Why do simple items like T-shirts have waitlists thousands of people long?

Yahoo Lifestyle
Some people are willing to wait for even simple clothing items like T-shirts. (Photo: Getty Images)
Some people are willing to wait for even simple clothing items like T-shirts. (Photo: Getty Images)

We can totally understand saving up for a good pair of jeans or joining a waitlist for a limited-edition leather bag from a renowned European designer. But all that for a plain white T-shirt? We’re not sold. At least 2,000 people feel differently, however.

Retailer AYR, which stands for All Year Round, is making its first foray into knits and T-shirts, and they’re starting with plain white tees. The supersimple staple looks like your average white tee: short sleeves, loose fit, crew neck. They also have a sleeveless version, and both come in white and black. You can get the same T-shirts from Target, J.Crew, Gap, or Duane Reade. The most notable difference is the price. The cap-sleeved tee, named Supercool, will cost you $65, and the sleeveless Fizz is a slightly more reasonable $55.

We’re not sure how AYR is getting away with charging $65 for a plain shirt — it could be that it’s made of 100 percent Peruvian cotton — but their fans don’t seem to mind. Although they announced the new line on Feb. 20, it didn’t go on sale until today, online and at AYR’s Los Angeles pop-up shop. That didn’t stop customers from staking their claim early, though, by joining a waitlist for the tops that the company set up on its website.

According to the Daily Mail, the waitlist accrued more than 250 entries in its first hour. And Well+Good reported that the waitlist grew to 2,000 that same day.

Thanks to that early interest, Supercool is now sold out in sizes small and medium.

This isn’t the first time that throngs of shoppers have gotten in line just to spent a lot of money on what some would consider a rather unexciting item. In between seasons, Reformation’s basic flared Mid Crop Jean racked up a waitlist 3,000 admirers long. And it’s not because they were insanely innovative or inexpensive — they were a pair of $128 blue jeans that some might say looked like they had gotten shrunk in the wash. French brand Sezane once had a 30,000-person waiting list for a $117 cardigan. Sure, it was designed to be worn backwards as well, but who says you can’t wear your $30 Old Navy cardie backwards?

So why such high demand for high-cost everyday clothing? Market researcher and luxury expert Pamela Danziger, who founded Unity Marketing and Retail Rescue, says it’s all about the cult following. “This is the only way to explain this phenomenon,” she tells Yahoo Lifestyle.

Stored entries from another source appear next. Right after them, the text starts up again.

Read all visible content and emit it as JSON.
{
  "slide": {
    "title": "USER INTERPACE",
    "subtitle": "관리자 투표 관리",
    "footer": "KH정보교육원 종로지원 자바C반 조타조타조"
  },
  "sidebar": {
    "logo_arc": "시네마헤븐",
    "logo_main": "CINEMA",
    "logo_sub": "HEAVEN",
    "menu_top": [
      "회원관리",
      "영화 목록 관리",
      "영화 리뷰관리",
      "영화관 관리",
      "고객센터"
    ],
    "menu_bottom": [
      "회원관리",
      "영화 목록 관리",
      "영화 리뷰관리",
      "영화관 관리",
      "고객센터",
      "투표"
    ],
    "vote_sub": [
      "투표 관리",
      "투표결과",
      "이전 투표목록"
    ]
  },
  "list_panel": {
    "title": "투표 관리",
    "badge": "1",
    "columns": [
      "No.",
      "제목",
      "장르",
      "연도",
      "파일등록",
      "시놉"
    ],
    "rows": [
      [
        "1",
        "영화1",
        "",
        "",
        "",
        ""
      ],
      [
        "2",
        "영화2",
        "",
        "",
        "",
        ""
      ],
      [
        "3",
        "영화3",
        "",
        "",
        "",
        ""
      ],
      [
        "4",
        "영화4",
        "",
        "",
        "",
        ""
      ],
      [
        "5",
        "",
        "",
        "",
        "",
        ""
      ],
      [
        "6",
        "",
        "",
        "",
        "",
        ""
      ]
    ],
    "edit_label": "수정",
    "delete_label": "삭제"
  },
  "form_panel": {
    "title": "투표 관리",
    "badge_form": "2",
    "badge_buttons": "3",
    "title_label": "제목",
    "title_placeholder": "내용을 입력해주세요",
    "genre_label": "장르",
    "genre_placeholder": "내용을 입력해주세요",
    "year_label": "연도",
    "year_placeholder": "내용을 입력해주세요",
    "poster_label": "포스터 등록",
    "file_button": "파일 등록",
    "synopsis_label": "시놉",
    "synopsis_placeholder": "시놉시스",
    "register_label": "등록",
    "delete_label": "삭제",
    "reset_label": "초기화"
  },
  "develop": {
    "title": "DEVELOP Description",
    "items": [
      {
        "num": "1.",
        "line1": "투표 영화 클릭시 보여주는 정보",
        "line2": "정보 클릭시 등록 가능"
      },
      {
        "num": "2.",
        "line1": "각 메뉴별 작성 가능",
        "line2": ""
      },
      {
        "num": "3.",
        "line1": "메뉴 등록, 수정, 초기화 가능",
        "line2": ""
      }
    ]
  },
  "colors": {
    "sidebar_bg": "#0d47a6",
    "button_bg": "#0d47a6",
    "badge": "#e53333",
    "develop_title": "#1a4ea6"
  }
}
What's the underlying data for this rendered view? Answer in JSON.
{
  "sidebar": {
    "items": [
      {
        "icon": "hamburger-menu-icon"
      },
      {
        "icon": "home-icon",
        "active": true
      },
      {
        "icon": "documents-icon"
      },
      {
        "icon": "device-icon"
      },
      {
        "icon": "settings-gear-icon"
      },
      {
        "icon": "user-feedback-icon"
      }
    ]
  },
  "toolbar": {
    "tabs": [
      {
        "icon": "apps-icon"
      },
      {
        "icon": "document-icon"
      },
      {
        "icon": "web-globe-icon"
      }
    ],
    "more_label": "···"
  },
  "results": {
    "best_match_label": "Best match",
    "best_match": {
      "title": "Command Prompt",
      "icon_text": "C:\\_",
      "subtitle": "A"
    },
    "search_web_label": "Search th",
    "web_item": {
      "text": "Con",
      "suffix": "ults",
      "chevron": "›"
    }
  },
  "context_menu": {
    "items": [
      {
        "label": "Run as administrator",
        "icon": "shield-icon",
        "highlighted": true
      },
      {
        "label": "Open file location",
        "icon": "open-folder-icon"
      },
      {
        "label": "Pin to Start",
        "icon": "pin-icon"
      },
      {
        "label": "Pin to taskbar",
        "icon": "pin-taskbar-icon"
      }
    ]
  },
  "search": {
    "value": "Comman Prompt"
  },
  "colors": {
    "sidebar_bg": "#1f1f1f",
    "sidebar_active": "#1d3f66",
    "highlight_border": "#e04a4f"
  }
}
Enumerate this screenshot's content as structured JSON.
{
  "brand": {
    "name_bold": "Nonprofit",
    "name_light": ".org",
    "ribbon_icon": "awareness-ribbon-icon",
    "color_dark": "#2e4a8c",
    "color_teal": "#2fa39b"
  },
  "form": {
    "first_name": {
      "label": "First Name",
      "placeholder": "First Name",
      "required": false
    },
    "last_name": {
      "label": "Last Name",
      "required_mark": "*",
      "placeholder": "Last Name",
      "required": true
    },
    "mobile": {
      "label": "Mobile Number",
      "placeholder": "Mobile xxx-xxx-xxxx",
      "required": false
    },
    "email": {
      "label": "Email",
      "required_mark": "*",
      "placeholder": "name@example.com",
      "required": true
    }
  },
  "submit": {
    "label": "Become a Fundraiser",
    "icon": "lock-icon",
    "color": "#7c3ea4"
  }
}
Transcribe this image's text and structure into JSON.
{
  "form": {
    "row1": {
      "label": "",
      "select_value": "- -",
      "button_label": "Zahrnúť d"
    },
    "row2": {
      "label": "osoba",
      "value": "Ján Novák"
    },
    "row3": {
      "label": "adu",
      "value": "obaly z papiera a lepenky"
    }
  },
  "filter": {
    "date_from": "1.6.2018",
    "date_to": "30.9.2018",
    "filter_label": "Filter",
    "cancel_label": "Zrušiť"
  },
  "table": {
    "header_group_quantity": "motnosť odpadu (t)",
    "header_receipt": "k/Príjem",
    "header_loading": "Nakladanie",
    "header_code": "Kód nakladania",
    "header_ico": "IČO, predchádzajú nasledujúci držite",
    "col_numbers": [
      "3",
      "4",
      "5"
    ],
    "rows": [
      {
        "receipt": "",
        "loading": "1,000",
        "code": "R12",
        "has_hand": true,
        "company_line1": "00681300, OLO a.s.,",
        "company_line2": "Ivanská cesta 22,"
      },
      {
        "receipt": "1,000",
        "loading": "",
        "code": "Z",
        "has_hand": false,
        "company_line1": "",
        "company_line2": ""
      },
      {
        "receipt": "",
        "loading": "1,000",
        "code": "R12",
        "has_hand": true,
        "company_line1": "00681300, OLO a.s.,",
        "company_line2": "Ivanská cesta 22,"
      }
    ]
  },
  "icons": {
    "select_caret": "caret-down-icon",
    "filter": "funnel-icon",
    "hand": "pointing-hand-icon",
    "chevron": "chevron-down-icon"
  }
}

It’s not even remotely about the garment, according to Danziger. “It isn’t the product, but the experience of being in the know about a brand that is cool, hip,” she says. And AYR is definitely “cool,” known for their breezy, effortlessly chic minimalist designs.

“The feeling of being an insider” is what drove 2,000 people to sign up for the waitlist. “The element of discovery is key here too,” she insists, “discovery of something new and different.” People need a little excitement in their lives, and “since people know just what to expect and what they’ll get when they purchase a $5 T-shirt at Kmart,” joining a waitlist for a beloved brand’s first T-shirt is much more appealing. “And then there are the bragging rights that come with being that discoverer,” she continues. “The experience of that discovery is what is so special. The experience, not the T-shirt itself.”

Bob Phibbs, retail expert and CEO of the Retail Doctor, agrees. “It could be as simple as wanting those bragging rights.” But he also points out that just because hundreds or thousands of people join a waiting list doesn’t mean they’re buying anything. “Keep in mind that we don’t know that these are sales either.”

So, it could just be about being in the know and feeling like an insider in that moment, not so much about owning the shirt.